Oracle clarifies plans for Java tools and OpenOffice
Oracle has updated its FAQ on its planned acquisition of Sun Microsystems. The updated version makes a number of new statements about the future of Glassfish, OpenOffice, NetBeans and VirtualBox. Oracle says it plans to continue developing Glassfish, Sun's web application server, as the open source reference implementation of Java EE and that it will be "actively supporting the large Glassfish community". The company does say that it will "invest in aligning common infrastructure" between its Oracle WebLogic server and Glassfish.
OpenOffice's future as open source appears to be assured; "After the transaction closes, Oracle plans to continue developing and supporting OpenOffice as open source". Oracle plans to offer a commercial license for OpenOffice for larger customers who require support and enterprise tools.
Netbeans is, according to the FAQ, to continue as an open source option and "complement the two free tools", Oracle JDeveloper and Oracle Enterprise Pack for Eclipse, that the company already offers. JDeveloper will remain the "strategic development tool" for Oracle's Fusion middleware, but the company says that development of its next generation applications should be possible using JDeveloper, Enterprise Pack or NetBeans.
VirtualBox, Sun's open source desktop virtualisation application, is included in the list of Sun virtualisation products which Oracle expect to continue, but in this case the document does not say anything about the open source nature of VirtualBox.

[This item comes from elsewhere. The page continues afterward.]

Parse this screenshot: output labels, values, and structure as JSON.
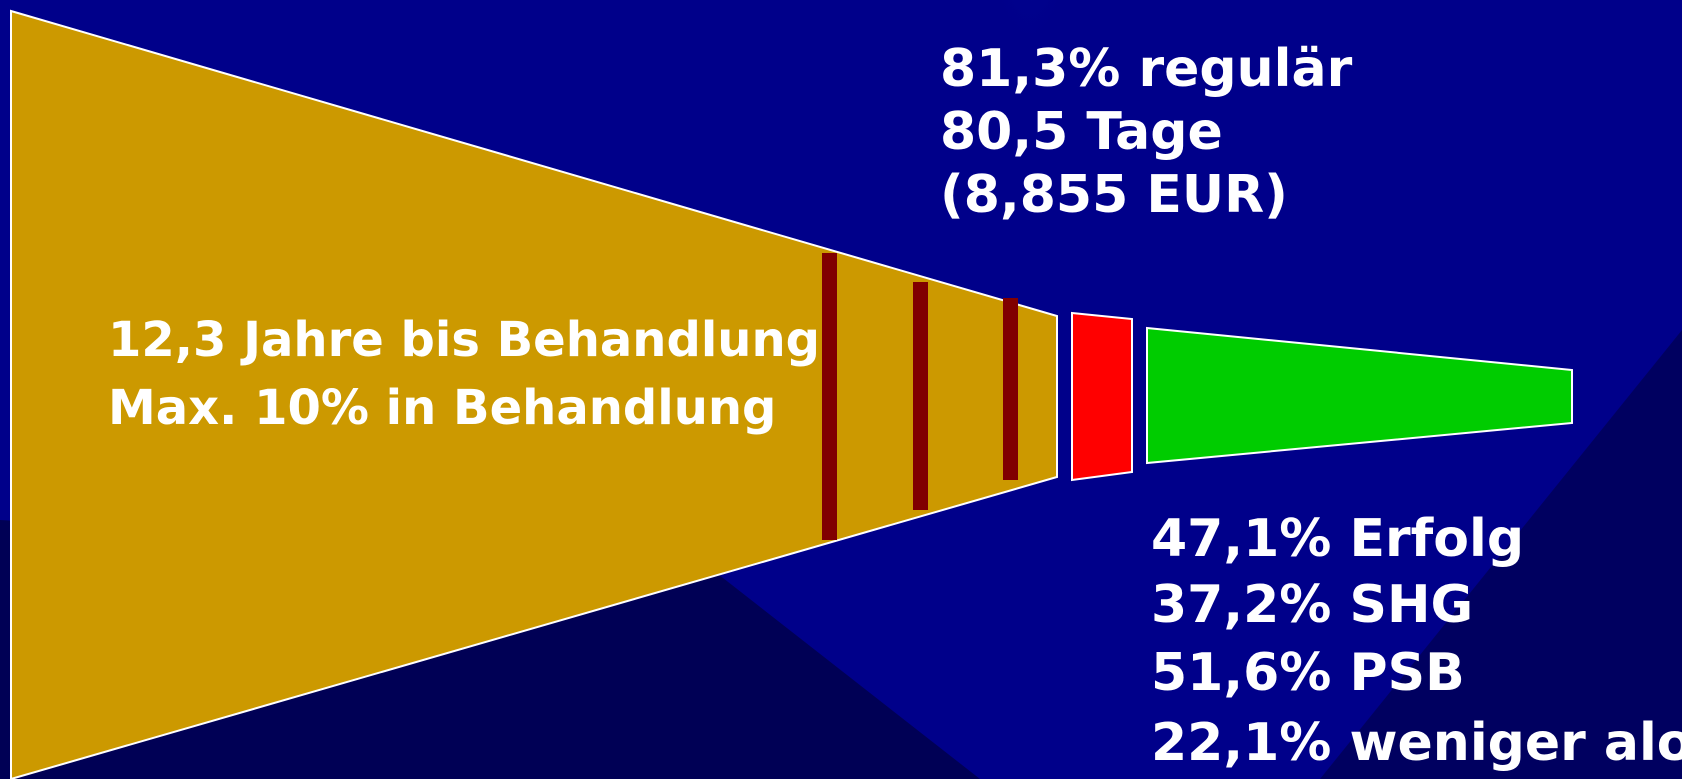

One section that is unchanged is the section on MySQL, the issue being investigated by the European Commission's Competition regulators. It still says that Oracle plans to "spend more money developing MySQL than Sun does now" and that it expects to add MySQL to its current line up of database products.
The FAQ is not, as it points out in a disclaimer, a binding statement, but the changes are the first indication from Oracle of the future of Sun's other open source products.